Ответом ему была пощечина. Звонкая, но тяжелая.
За ней вторая. И третья. И четвертая…
Даша била, но он не плакал – плакала она.
– Ах, мерзавец! Мерзавец! Ты клялся в любви! – рыдала женщина.
Щеки его горели, еще бы!
Но еще больше горели бока, которые энергично (ногами!) охаживал антиквар.
Атеист Пендраковский, теряя сознание, горестно вопрошал:
– Господи, за что мне?! За что?!
И господь явился.
И тихо сказал:
– Валера, за шкаф.
«Точно, крыша поехала! – прозрел Пендраковский. – И во всем виновата бабуля!»
Глава 4
Когда Далила составила психологический портрет покойной Маши Верховской, она осознала, что в нежных отношениях сестер имелись скрытые сложности.
В Наташу были влюблены все друзья брата. Некрасивая Маша завидовала красавице старшей сестре.
Одновременно с этими не очень хорошими чувствами Маша испытывала благоговение перед Наташей. В Наташе ее восхищало все: задорные ямочки на щеках, субтильная худощавость, высокий рост, тонкие длинные ноги, жирафья горделивая грация медлительных спокойных движений. Даже глупая привычка сестры говорить невпопад нравилась Маше.
Спортивная крепкая Маша не пыталась подражать хрупкой изящной Наташе Умная девушка быть смешной не хотела, но и смириться со своим положением не могла: Маша с Наташей соперничала.

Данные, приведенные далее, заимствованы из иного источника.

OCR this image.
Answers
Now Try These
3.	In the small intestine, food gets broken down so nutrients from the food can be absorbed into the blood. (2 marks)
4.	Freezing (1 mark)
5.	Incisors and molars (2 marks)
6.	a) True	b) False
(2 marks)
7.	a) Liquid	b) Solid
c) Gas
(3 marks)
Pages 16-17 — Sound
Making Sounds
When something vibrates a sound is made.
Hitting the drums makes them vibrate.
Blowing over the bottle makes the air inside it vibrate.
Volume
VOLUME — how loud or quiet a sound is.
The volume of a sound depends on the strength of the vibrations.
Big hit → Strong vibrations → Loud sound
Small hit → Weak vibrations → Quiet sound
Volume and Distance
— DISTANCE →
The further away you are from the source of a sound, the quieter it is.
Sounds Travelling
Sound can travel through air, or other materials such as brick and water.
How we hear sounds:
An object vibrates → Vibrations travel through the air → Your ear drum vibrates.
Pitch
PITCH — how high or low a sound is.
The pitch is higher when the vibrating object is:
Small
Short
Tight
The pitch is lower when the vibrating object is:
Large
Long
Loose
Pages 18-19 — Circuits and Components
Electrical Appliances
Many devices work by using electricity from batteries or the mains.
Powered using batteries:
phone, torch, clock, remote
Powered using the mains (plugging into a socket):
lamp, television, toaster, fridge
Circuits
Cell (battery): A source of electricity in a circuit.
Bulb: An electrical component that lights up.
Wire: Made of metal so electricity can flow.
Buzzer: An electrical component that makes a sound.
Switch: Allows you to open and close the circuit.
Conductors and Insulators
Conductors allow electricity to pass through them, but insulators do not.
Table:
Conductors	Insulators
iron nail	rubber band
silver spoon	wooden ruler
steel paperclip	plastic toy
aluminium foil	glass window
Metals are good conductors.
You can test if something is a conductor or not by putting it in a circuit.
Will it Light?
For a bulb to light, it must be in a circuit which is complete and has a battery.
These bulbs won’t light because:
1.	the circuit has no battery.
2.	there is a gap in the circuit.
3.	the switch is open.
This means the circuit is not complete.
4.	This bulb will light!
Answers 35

Возникал вопрос: как она это делала?
Далила ответ быстро нашла и с сожалением констатировала, что этот ответ Верховскому категорически не понравится. Такой ответ он отвергнет вместе с Далилой. Верховский будет возмущен ее выводом, оскорблен и, конечно же, откажется от ее помощи.
«Стало быть, сей факт от Верховского придется скрывать, – решила Далила и озабочено заключила:
– Что значительно осложнит расследование».
Выяснив это, она отправилась в клуб в надежде застать там его «президентшу» и по совместительству подругу Наташи, Елизавету Бойцову.
Далиле повезло, Бойцова была в клубе, она бойко командовала садоводом. Компенсируя недюжинной силой голоса поразительную глупость своих команд, Елизавета с просветленным видом бодро вещала:
– Семеныч, этот фикус тащи под лестницу! Там у нас пусто и мрачно! Надо бы фикусом освежить!
Семеныч возражал устало и безысходно:
– Елизавета Давыдовна, это пальма, не фикус. Ей не выжить под лестницей.
– Почему это? – с напором, с угрозой осведомлялась Бойцова.
– Пальма в темноте не растет, – виновато пожимая плечами, просветлял «президентшу» Семеныч. – Ее бы на солнышко.
– Ну ты даешь! Где в Питере солнышко брать? Ладно, фикус поставим у входа.
Далила с усмешкой наблюдала за Елизаветой Бойцовой, мысленно поражаясь: «Как Лиза умудряется одновременно любить цветы и не уметь их различать?
Даже я вижу, что эта пальма не фикус, и даже я знаю, что нельзя пальму совать в темное место».
Но Елизавета, не замечая Самсоновой, намеревалась и дальше ее удивлять.
– Хватай алоэ и в бар тащи, – приказала она Семенычу.
Садовник аккуратно выбрал нужный горшок и тут же был остановлен:
– Не этот, а тот!
– Елизавета Давыдовна, – взвыл утомленный Семеныч, – вы же сказали «алоэ», алоэ я и несу. А в том горшке, на который вы указали, агава растет.
– Что-что? – презрительно осведомилась Бойцова.
Нервы садовника сдали.
– Агава маленькая, агавка! – рявкнул он раздраженно.
Тут Елизавета увидела наконец Далилу и с ходу пожаловалась:
– Видишь, что делается! Агавкают на меня все, кому только не лень!
– Нам нужно срочно поговорить, – постукивая наманикюренным ноготком по ручным часикам, сообщила Далила.
Воззрившись на садовника, Бойцова строго осведомилась:
– Справишься без меня?
Семеныч вздохнул с облегчением и, благодарно поклонившись Далиле, радостно возопил:
– Елизавета Давыдовна, конечно, я справлюсь!
Вы идите себе, президентствуйте, управляйте! А я тут тихонечко, по-стариковски…
– Да? Ну, тогда смотри, если что, без обид, – перебив его, предупредила Бойцова.
Она решительно проследовала в свой кабинет, грохоча каблуками и сердито ворча:
– Нигде без меня нет порядку, нигде, ну нигде.